Joy - when I was researching salts several years ago, I did run across some anecdotal evidence that some salt brands tend to promote cyano
more than others. I *think* it was the infamous "Borneman Salt Study" and if you Google that, you should find info on it.
There was a lot of criticism in the reefing circles about the study and I won't go into all that here, but it more or less focused on the somewhat non-scientific way the "study" was done. That's why I said above that the evidence was "anecdotal".

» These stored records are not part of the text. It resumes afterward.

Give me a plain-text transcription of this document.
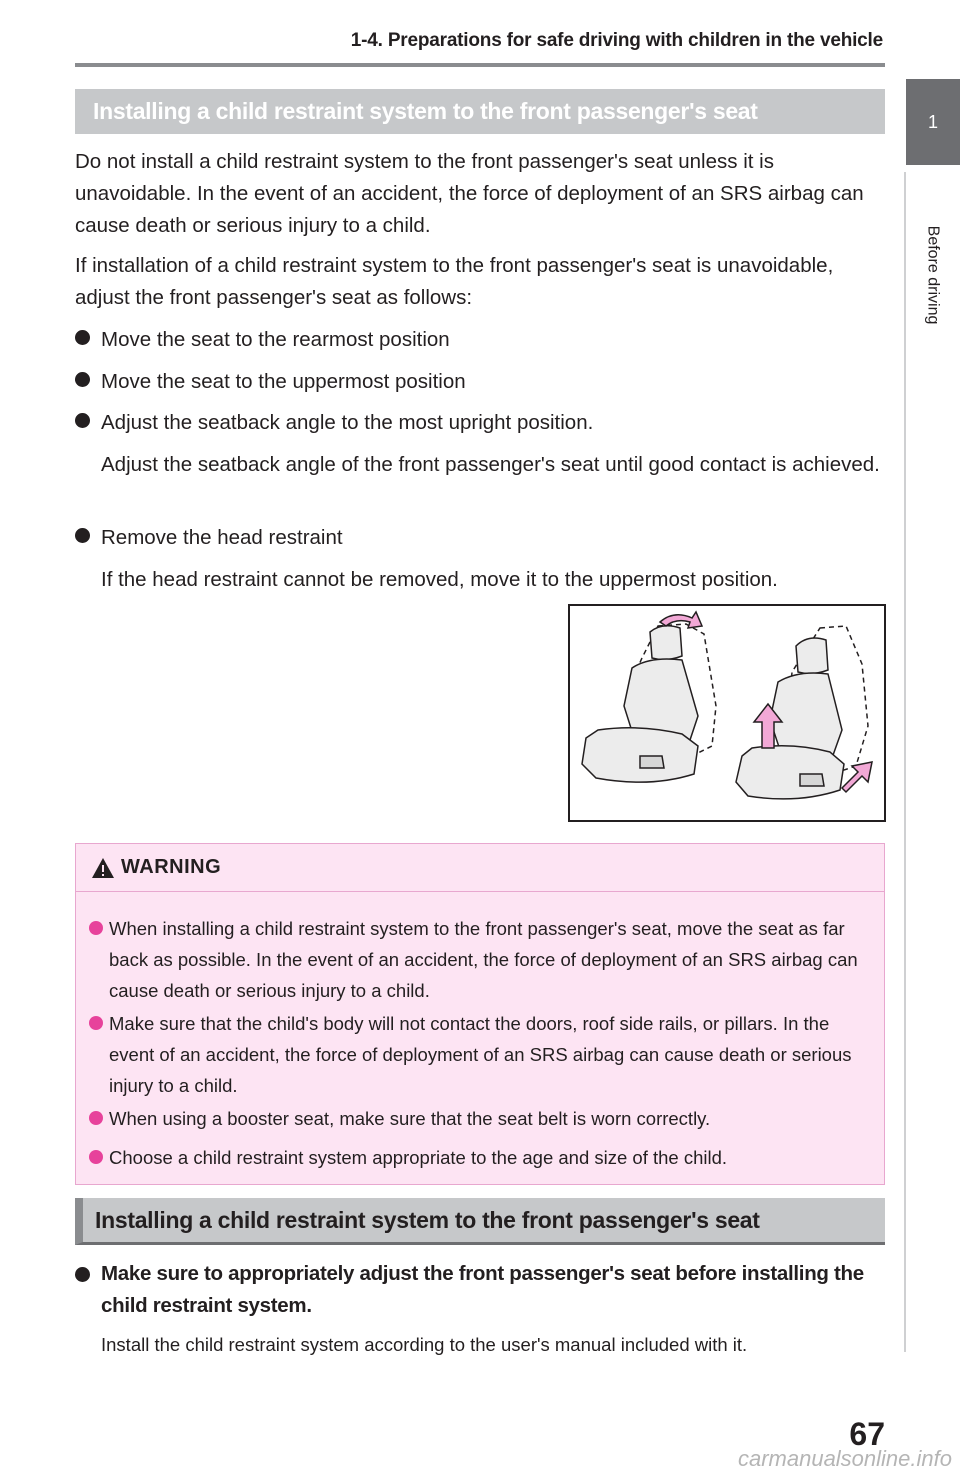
1-4. Preparations for safe driving with children in the vehicle
1
Before driving
Installing a child restraint system to the front passenger's seat

Do not install a child restraint system to the front passenger's seat unless it is unavoidable. In the event of an accident, the force of deployment of an SRS airbag can cause death or serious injury to a child.

If installation of a child restraint system to the front passenger's seat is unavoidable, adjust the front passenger's seat as follows:

Move the seat to the rearmost position
Move the seat to the uppermost position
Adjust the seatback angle to the most upright position.

Adjust the seatback angle of the front passenger's seat until good contact is achieved.

Remove the head restraint

If the head restraint cannot be removed, move it to the uppermost position.

WARNING
When installing a child restraint system to the front passenger's seat, move the seat as far back as possible. In the event of an accident, the force of deployment of an SRS airbag can cause death or serious injury to a child.
Make sure that the child's body will not contact the doors, roof side rails, or pillars. In the event of an accident, the force of deployment of an SRS airbag can cause death or serious injury to a child.
When using a booster seat, make sure that the seat belt is worn correctly.
Choose a child restraint system appropriate to the age and size of the child.
Installing a child restraint system to the front passenger's seat
Make sure to appropriately adjust the front passenger's seat before installing the child restraint system.
Install the child restraint system according to the user's manual included with it.
67
carmanualsonline.info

For me, there's more at work with cyano
than just excess nutrients - although having them doesn't help. I would think that pH and other water parameters play into it as well. And maybe some salts give you better parameters that tend to keep the cyano
at bay while others give you parameters that tend to promote it - given the same nutrient levels. Just me thinking out loud...
Your friend's experience with cyano
using your salt IS interesting. Does seem like an add coincidence, doesn't it. But again... the salt isn't really "causing" the cyano
- it can't. But I would think it's possible that it could make it easier to get a foothold if the water conditions are right.
Bavass - you're not going to find an answer to that question. There really is no "best" levels for those things. The "best" level for calcium itself is highly debated. Is it 380? 420? 500? 560? Everyone will have different opinions on that. And if you think super high calcium is a good thing, then your alkalinity is going to suffer. It's a trade off.
The "best" salt, in my opinion, is the one that you can easily get whenever you want, and works for YOU in YOUR tank.